A Sleepy Little Irish Village

Anthony, our Boyne View B&B host, makes the best scrambled eggs I’ve ever eaten. How can you not put your faith in a man who has such complete alchemical mastery of the egg? So when he told us that Fore was a delightful sleepy little Irish village, we were inclined to believe him.

Sleepy. When JC and I arrived in Fore just before noon comatose was the word that came to mind. Nothing was open. Nothing was moving. After our drive from Trim my desire for espresso was overshadowed by our requirement to find a toilet. Looking around I surmised this would not be a place to find an espresso, even the push button machine version popular here and only a final desperate option as far as I’m concerned. But at this point toilets were our immediate quest and we even walked to the other end of the village – OK, so it’s only two blocks – to see if the church was open. It wasn’t.

I suggested optimistically to JC that perhaps one of the two side-by-side pubs might open at noon. So we wandered back to the picnic table outside the pub front doors. Just then a van pulled up. The driver hopped out and came over to greet us. “Where’yez from?” he said as he stuck out his hand to shake ours. For a fleeting moment we thought he might be the pub owner come to open the place. Nope. He was deliveringimageseveral containers of milk which he carefully balanced on an empty beer keg next to the pub front door. He was just being friendly and we spent several minutes listening to him talk about places he’s visited in the States. “Ah,” he said as he hopped back into the van and sped off to his next delivery, “they’ll open soon enough.” Not soon enough for us. We made our way back to the car park and the next village.

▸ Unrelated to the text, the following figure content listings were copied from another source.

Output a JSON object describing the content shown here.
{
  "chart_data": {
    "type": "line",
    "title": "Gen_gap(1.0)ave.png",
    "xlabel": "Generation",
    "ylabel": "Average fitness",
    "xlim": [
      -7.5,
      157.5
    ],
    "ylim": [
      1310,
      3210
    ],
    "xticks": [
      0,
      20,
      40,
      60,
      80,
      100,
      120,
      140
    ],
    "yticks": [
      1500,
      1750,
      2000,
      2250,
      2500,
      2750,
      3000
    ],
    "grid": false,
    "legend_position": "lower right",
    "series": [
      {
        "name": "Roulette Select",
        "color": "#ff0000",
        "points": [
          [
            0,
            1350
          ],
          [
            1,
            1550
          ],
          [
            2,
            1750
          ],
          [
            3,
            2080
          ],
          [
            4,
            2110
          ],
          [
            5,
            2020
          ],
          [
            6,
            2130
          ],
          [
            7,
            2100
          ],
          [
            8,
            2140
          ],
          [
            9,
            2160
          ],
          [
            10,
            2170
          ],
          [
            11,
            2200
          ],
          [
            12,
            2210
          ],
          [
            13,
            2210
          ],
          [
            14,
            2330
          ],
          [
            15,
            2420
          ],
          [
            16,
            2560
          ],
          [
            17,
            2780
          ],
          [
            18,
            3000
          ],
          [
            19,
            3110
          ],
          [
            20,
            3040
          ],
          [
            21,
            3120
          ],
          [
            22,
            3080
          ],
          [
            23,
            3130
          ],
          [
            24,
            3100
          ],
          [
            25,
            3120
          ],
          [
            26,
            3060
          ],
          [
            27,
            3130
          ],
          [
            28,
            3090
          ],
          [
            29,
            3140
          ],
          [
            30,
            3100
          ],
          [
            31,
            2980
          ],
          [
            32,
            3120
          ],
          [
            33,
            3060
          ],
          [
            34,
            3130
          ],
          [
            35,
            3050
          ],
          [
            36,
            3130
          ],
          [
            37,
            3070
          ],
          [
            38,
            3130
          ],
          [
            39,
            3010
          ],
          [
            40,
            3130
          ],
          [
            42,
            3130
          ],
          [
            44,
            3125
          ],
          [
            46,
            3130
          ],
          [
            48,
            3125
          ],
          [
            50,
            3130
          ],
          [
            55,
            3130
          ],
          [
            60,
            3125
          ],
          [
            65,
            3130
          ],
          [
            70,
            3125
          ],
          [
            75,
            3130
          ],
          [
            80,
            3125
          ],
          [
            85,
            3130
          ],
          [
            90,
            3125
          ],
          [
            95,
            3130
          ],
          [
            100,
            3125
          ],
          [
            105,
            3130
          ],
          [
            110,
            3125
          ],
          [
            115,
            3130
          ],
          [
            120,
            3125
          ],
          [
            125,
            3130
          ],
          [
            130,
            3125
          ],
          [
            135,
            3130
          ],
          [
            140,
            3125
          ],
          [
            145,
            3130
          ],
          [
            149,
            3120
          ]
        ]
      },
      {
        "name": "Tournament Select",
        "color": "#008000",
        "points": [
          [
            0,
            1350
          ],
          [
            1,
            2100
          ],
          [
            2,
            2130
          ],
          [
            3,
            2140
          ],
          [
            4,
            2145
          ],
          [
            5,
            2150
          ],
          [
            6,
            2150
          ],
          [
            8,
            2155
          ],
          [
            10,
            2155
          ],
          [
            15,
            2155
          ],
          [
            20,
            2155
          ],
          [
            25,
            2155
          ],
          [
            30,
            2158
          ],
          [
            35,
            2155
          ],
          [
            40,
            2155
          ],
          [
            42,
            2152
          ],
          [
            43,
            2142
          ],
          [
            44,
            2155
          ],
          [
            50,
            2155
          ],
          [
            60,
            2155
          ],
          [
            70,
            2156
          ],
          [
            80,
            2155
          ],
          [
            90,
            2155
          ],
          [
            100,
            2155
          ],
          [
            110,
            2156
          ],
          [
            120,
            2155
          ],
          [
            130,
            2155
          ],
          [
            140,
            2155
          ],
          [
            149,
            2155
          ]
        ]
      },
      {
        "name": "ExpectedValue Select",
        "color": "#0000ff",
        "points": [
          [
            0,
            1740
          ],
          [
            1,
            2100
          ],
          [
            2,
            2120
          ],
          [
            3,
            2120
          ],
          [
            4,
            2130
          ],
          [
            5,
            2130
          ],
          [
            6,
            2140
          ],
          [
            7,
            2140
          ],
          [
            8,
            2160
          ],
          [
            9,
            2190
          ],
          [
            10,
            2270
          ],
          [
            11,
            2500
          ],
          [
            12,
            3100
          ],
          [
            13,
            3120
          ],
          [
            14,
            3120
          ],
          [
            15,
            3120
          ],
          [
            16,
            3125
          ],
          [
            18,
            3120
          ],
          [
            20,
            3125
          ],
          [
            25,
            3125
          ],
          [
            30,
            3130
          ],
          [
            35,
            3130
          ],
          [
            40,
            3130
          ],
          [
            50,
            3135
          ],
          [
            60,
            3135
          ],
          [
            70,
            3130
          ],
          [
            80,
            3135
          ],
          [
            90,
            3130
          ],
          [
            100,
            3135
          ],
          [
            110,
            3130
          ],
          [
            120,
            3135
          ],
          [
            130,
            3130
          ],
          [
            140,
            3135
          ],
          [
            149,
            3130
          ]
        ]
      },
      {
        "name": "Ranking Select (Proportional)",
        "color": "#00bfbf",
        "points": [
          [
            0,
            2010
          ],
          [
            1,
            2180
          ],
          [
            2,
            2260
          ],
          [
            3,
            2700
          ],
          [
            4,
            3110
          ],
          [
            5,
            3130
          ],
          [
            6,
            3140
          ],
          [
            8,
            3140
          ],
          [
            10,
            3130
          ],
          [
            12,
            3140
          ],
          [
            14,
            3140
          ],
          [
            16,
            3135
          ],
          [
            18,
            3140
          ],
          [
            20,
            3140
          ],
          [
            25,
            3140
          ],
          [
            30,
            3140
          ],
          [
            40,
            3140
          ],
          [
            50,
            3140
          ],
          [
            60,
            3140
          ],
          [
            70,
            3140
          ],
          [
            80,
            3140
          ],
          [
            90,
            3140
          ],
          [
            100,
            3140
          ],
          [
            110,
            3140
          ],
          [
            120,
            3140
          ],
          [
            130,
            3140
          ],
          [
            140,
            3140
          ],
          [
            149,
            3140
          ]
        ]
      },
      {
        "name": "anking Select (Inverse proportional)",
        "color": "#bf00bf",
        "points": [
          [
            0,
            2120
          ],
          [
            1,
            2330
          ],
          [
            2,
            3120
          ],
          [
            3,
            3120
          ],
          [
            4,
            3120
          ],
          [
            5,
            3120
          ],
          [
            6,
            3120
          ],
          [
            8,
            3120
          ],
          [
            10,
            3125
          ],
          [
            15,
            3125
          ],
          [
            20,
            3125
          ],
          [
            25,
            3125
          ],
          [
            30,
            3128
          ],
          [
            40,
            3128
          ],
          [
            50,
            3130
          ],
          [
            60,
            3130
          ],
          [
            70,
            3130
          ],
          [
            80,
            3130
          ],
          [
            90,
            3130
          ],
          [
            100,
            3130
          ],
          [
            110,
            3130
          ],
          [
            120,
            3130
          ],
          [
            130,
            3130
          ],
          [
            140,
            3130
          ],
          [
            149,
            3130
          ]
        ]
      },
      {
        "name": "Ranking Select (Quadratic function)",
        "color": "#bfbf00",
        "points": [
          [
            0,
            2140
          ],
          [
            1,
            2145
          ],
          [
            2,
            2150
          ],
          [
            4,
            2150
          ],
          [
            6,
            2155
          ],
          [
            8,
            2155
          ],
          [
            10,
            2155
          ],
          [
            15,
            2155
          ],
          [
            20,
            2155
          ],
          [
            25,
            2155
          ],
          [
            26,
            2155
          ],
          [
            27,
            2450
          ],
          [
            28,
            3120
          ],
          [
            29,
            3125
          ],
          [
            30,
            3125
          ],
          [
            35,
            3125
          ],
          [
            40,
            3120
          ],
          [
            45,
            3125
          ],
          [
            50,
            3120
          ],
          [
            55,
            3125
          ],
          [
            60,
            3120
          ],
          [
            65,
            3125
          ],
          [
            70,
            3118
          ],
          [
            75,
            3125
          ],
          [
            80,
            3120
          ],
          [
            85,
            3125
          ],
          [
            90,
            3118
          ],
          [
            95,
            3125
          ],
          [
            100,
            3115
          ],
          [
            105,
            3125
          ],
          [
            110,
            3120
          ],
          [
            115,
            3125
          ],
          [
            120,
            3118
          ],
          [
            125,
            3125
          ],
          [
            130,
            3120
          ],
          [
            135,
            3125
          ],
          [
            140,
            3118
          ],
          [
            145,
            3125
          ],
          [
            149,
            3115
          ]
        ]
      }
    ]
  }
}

We were back in Fore by 1:30. Progress. The very small tourist office-public toilet-cafe-gift shop was just opening. The woman in charge was unloading her car with rhubarb, peach, and apple tarts and bags of scones she had made earlier that morning. We had come to Fore to visit ancient sites, one of which required a key. The woman told us, “Oh, now you can be getting the key from the second pub down the road. That’s the woman just there walking her dog. I expect she’ll be back at the pub in half an hour.” JC and I stepped onto the sidewalk and looked after the woman and the aged overweight canine. From the look of her wrapped ankle and speed of the dog we knew it would be more like an hour – a suspicion she confirmed when we caught up with her and shared our desire to visit the locked anchorite tower. JC and I had a leisurely wander through the nearby monastic ruins and when I went back to collect the key, now well after 3:00, the pub was still closed. Suddenly the door opened and, with her mobile phone at her ear, the woman gave me big smile, told me she had seen me through the window, handed me the key, said to enjoy and stay as long as we liked, and slammed the door closed again.

We were in no rush that day. A good thing. So for us the slow rhythm of this sleepy little village was indeed delightful.